Recombination is an evolutionary process by which many pathogens generate diversity and acquire novel functions. Although a common occurrence during coronavirus replication, detection of recombination is only feasible when genetically distinct viruses contemporaneously infect the same host. Here, we identify an instance of SARS-CoV-2 superinfection, whereby an individual was infected with two distinct viral variants: Alpha (B.1.1.7) and Epsilon (B.1.429). This superinfection was first noted when an Alpha genome sequence failed to exhibit the classic S gene target failure behavior used to track this variant. Full genome sequencing from four independent extracts reveals that Alpha variant alleles comprise around 75% of the genomes, whereas the Epsilon variant alleles comprise around 20% of the sample. Further investigation reveals the presence of numerous recombinant haplotypes spanning the genome, specifically in the spike, nucleocapsid, and ORF 8 coding regions. These findings support the potential for recombination to reshape SARS-CoV-2 genetic diversity.

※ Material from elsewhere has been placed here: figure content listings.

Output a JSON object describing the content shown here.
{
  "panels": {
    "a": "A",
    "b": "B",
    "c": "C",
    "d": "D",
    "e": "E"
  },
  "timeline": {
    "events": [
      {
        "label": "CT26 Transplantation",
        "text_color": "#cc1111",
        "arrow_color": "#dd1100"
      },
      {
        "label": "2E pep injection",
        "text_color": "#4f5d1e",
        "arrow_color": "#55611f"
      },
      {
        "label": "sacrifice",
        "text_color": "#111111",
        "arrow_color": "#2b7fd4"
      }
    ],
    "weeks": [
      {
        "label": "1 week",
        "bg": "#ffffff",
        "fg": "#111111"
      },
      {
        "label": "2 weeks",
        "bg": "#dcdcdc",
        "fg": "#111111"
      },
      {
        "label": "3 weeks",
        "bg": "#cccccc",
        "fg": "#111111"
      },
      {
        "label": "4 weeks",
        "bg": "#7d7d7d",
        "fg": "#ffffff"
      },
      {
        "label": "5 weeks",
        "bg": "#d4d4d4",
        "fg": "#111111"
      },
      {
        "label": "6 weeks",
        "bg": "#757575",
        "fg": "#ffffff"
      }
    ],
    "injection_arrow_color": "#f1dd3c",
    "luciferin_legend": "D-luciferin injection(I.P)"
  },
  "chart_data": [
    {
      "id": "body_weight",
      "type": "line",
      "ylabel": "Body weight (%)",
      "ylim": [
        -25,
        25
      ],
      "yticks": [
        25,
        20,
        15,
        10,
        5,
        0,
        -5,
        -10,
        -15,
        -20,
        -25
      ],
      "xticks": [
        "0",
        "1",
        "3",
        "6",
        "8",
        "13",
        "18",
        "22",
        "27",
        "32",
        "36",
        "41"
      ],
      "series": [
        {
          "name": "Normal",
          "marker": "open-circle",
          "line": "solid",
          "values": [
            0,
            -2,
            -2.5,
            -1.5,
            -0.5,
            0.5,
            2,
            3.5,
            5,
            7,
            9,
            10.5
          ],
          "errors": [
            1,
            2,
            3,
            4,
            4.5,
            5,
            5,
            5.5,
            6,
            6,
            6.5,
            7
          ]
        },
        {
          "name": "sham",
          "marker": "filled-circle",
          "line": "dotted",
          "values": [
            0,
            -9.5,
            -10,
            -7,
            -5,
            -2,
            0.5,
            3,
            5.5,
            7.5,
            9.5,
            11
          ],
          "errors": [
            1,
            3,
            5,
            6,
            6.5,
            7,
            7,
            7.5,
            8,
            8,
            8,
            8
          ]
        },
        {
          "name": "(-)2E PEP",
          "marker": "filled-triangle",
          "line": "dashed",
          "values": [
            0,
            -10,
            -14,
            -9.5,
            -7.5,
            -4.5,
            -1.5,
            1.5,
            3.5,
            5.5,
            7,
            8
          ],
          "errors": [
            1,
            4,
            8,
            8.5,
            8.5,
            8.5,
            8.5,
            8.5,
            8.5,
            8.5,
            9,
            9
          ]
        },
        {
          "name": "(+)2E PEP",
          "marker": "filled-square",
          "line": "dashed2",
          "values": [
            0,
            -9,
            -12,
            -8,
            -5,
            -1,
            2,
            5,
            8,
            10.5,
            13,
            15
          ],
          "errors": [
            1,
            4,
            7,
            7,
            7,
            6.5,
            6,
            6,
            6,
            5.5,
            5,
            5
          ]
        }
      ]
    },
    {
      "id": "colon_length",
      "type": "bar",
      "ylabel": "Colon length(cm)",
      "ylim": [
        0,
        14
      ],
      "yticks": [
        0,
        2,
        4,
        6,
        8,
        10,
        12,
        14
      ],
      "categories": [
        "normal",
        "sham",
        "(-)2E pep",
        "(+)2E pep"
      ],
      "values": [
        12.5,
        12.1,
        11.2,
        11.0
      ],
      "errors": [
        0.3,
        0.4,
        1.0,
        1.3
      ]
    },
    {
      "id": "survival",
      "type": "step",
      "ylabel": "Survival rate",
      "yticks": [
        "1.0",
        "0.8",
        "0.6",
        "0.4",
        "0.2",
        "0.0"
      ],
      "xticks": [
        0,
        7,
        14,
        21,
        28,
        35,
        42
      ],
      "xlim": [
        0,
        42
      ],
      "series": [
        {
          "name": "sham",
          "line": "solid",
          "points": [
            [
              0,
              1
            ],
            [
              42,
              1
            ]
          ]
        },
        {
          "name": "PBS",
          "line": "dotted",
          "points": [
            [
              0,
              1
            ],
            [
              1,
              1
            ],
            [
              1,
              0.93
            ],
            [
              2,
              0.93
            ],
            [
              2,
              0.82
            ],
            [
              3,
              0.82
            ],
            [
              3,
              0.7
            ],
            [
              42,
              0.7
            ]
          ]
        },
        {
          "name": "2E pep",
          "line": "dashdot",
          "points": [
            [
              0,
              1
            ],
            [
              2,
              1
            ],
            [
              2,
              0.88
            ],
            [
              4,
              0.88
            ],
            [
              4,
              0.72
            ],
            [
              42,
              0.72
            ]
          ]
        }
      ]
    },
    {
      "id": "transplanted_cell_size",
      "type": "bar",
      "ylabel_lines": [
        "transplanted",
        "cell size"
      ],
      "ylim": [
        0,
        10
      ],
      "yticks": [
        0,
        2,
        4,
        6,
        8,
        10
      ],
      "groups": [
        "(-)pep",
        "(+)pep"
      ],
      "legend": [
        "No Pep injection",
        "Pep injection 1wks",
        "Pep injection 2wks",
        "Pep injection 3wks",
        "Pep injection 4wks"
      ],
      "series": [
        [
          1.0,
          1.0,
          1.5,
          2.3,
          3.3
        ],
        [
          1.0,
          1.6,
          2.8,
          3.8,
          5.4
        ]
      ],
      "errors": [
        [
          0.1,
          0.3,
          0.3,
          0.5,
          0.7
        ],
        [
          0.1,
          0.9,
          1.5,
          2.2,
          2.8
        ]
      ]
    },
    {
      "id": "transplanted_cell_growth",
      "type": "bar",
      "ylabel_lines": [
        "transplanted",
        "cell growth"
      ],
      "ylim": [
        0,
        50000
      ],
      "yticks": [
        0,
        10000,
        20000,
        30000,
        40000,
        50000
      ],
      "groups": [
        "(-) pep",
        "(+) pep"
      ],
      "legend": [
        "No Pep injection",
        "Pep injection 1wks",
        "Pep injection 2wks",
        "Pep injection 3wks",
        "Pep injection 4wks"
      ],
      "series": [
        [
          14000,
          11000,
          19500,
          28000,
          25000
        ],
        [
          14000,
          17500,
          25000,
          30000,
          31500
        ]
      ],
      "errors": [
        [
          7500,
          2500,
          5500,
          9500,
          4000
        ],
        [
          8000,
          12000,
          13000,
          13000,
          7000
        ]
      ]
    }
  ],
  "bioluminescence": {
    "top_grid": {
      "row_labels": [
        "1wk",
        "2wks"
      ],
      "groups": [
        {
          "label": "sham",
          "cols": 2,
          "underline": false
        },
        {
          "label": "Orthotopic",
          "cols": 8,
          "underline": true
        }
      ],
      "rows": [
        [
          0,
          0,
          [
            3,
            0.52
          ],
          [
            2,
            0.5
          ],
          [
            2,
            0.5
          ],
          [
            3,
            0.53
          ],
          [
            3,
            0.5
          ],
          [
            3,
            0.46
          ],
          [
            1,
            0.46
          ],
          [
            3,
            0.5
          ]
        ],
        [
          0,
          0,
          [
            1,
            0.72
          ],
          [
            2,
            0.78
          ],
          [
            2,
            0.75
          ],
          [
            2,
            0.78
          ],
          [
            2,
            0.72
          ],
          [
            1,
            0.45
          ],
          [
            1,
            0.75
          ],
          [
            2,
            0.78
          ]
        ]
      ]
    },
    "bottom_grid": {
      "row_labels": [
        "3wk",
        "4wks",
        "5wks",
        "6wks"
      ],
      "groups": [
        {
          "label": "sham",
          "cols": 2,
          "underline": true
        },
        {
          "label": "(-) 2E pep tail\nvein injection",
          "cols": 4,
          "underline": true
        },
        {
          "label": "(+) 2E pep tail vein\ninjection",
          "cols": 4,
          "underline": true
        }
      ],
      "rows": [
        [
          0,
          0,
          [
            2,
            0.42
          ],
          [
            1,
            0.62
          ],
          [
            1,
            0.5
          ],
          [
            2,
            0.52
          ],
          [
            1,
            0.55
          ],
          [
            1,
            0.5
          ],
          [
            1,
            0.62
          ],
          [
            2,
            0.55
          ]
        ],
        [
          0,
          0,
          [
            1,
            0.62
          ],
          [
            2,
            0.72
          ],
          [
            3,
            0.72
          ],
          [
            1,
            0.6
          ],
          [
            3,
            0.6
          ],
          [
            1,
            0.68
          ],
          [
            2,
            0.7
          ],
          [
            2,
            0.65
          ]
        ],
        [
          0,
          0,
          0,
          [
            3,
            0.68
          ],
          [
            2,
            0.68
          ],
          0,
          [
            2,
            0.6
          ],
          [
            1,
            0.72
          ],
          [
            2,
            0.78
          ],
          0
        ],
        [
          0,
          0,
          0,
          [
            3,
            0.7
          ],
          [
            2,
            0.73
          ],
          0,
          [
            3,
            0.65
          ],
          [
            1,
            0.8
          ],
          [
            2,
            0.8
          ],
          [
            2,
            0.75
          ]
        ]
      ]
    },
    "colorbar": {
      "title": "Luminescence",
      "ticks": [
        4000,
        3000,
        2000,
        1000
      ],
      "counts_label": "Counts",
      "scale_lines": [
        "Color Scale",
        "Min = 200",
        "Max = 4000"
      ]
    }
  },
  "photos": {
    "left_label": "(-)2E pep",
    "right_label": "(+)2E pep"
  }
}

Recombination is a common evolutionary feature of positive-strand RNA viruses[1]. It can increase genetic diversity and accelerate adaptation in viral populations by combining existing linked allelic variation. The signature of frequent recombination is pervasive across Betacoronaviruses in bats and other animal hosts[2-6], and its detection is made easier in part by the substantial genetic divergence separating these various coronaviruses. When an individual is contemporaneously infected with two genetically distinct strains of a virus, so-called superinfection[7], these viruses can recombine to produce a virus with novel allelic combinations. Although recombination is expected to regularly occur during SARS-CoV-2 infections, it can be difficult to detect in vivo unless it involves genetically distinguishable parental strains: recombination between two identical or nearly identical genomes leaves no detectable molecular trace. Furthermore, as with influenza virus[8,9], SARS-CoV-2 superinfections have been only rarely reported in humans[10-12], likely due to the short mean duration of SARS-CoV-2 infections.Early claims of recombination in SARS-CoV-2[13] may have been confounded by sequencing errors or convergent evolution[14]. As the COVID-19 pandemic progressed, and genetically divergent lineages have evolved, evidence for recombination between these lineages is becoming more convincing[15,16]. Many of these divergent lineages include highly transmissible variants distinguished by S (spike) genes that, under positive selection, have accumulated multiple mutations associated with increased transmissibility, virulence, and immune escape[17,18]. All of these variants are descended from the B.1 lineage, defined by four mutations: C241T, C3037T, C14408T, and A23403G. This lineage arose in China and spread to Europe in late-January 2020 and the United States in February 2020[19].Here, we provide a detailed characterization of an instance of superinfection from January 2021, identified by the New York City (NYC) Department of Health and Mental Hygiene (DOHMH). We show that this individual was superinfected with two SARS-CoV-2 variants: Alpha (B.1.1.7) and Epsilon (B.1.429)[20,21]. Further, we characterize evidence for recombination occurring within this superinfected individual, providing an in vivo snapshot of this evolutionary process within SARS-CoV-2.
Results
Index case and named contact partner epidemiology
In December 2020, researchers and public health officials in the United Kingdom identified a rapidly spreading SARS-CoV-2 variant within England, then designated as PANGO lineage B.1.1.7[21], now designated as the Alpha variant of concern in the WHO nomenclature. In NYC, a SARS-CoV-2 genome sequence classified as belonging to the Alpha lineage was obtained from a sample on 4 January 2021 (the ‘index case’): NYCPHL-002130 (GISAID accession number EPI_ISL_857200). Due to the potential public health importance of Alpha variant cases in NYC in early 2021, NYC DOHMH conducted a public health investigation related to the individual from which this sample had been obtained. This investigation determined that the individual had recently traveled to Ghana (late December/early January) and developed symptoms consistent with COVID-19 while in Ghana. Contact tracing in New York City identified another case of an Alpha variant infection, sampled on 14 January 2021, in a named contact with a similar travel history (the ‘named contact partner’): NYCPHL-002461 (GISAID accession EPI_ISL_883324). The named contact partner had also developed symptoms consistent with COVID-19 while in Ghana, prior to returning the United States.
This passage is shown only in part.